Guru Non-ASN Tetap Bisa Mengajar
Kemendikdasmen memastikan guru honorer tetap dapat mengajar selama masih dibutuhkan oleh satuan pendidikan daerah.
SE tersebut mengatur guru non-ASN yang:
- Terdata dalam Dapodik sebelum 31 Desember 2024
- Masih aktif mengajar di sekolah milik pemerintah daerah
Kebijakan ini juga disebut tidak berlaku bagi sekolah swasta.
Sempat Terjadi Salah Tafsir di Daerah
Kemendikdasmen mengakui sempat terjadi perbedaan interpretasi di sejumlah daerah setelah SE diterbitkan.
Akibatnya, ada ribuan guru honorer yang sempat dirumahkan, termasuk di wilayah Jawa Barat.
Namun setelah pemerintah pusat memberikan klarifikasi, para guru tersebut kembali dipanggil untuk mengajar.
Pemerintah Janjikan Dukungan Penghasilan
Selain penataan status, pemerintah juga menyiapkan dukungan penghasilan bagi guru non-ASN.
Tunjangan Rp2 Juta per Bulan
Sebanyak 137.764 guru non-ASN disebut akan menerima tunjangan profesi sebesar Rp2 juta per bulan.
Tunjangan diberikan kepada guru yang:
- Sudah memiliki sertifikat pendidik
- Memenuhi beban kerja
Insentif Rp400 Ribu per Bulan
Sementara itu, sekitar 99.432 guru lainnya akan menerima insentif Rp400 ribu per bulan.

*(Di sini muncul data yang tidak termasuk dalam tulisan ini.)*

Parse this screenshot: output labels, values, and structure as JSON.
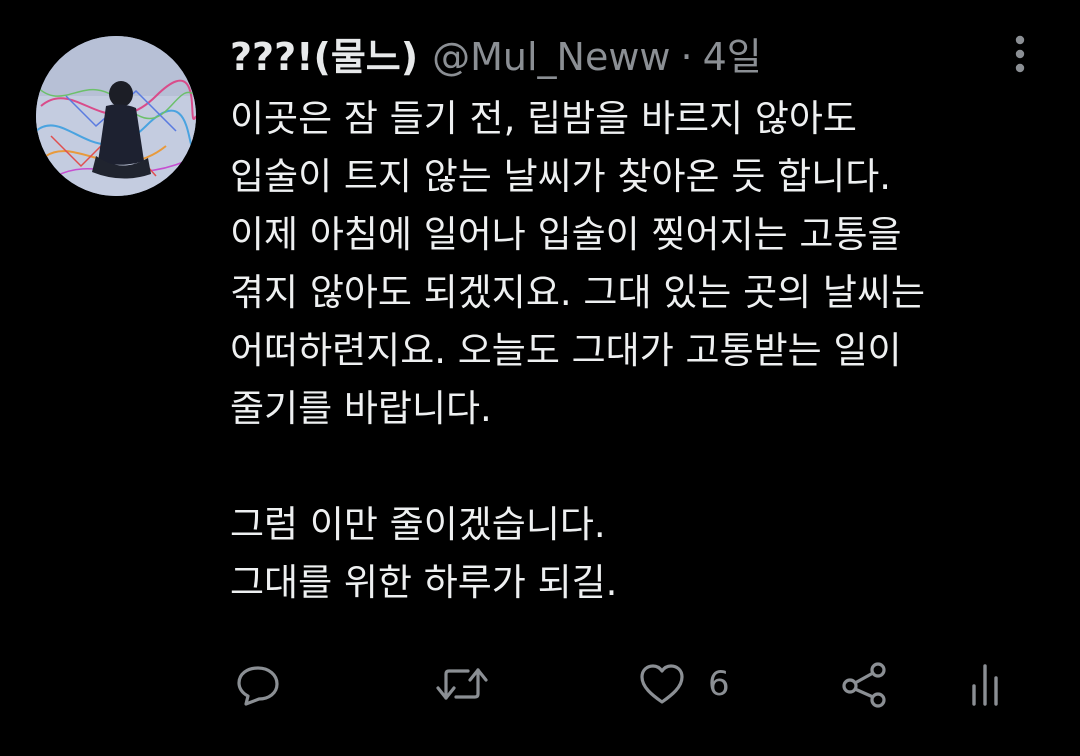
{
  "user": {
    "display_name": "???!(물느)",
    "handle": "@Mul_Neww",
    "separator": "·",
    "time": "4일"
  },
  "tweet": {
    "lines": [
      "이곳은 잠 들기 전, 립밤을 바르지 않아도",
      "입술이 트지 않는 날씨가 찾아온 듯 합니다.",
      "이제 아침에 일어나 입술이 찢어지는 고통을",
      "겪지 않아도 되겠지요. 그대 있는 곳의 날씨는",
      "어떠하련지요. 오늘도 그대가 고통받는 일이",
      "줄기를 바랍니다.",
      "",
      "그럼 이만 줄이겠습니다.",
      "그대를 위한 하루가 되길."
    ]
  },
  "actions": {
    "like_count": "6",
    "icons": [
      "reply-icon",
      "retweet-icon",
      "like-icon",
      "share-icon",
      "analytics-icon"
    ]
  },
  "colors": {
    "background": "#000000",
    "text": "#eef0f1",
    "secondary": "#8b8f94"
  }
}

Insentif tersebut diperuntukkan bagi guru yang:
- Belum memiliki sertifikat pendidik
- Belum memenuhi beban kerja
Pemda Bisa Tambah Penghasilan Guru Honorer
Pemerintah daerah juga diberikan kewenangan untuk menambah penghasilan guru honorer sesuai kemampuan APBD masing-masing.
Langkah ini diharapkan membantu menjaga kesejahteraan guru non-ASN di daerah.
Penataan Guru Honorer Sesuai UU ASN
Kemendikdasmen menjelaskan bahwa penataan guru non-ASN merupakan bagian dari implementasi Undang-Undang Nomor 20 Tahun 2023 tentang ASN.
Aturan tersebut mengatur penyelesaian tenaga honorer secara bertahap.
Karena itu, pemerintah menegaskan bahwa kebijakan ini bukan kebijakan baru untuk menghapus guru honorer, melainkan bagian dari proses penataan nasional.
Guru Honorer Diminta Tidak Khawatir
Kemendikdasmen meminta para guru honorer tetap tenang dan tidak khawatir terhadap isu larangan mengajar pada 2027.
Pemerintah memastikan proses pembelajaran tetap harus berjalan dan keberadaan guru non-ASN masih dibutuhkan di berbagai daerah.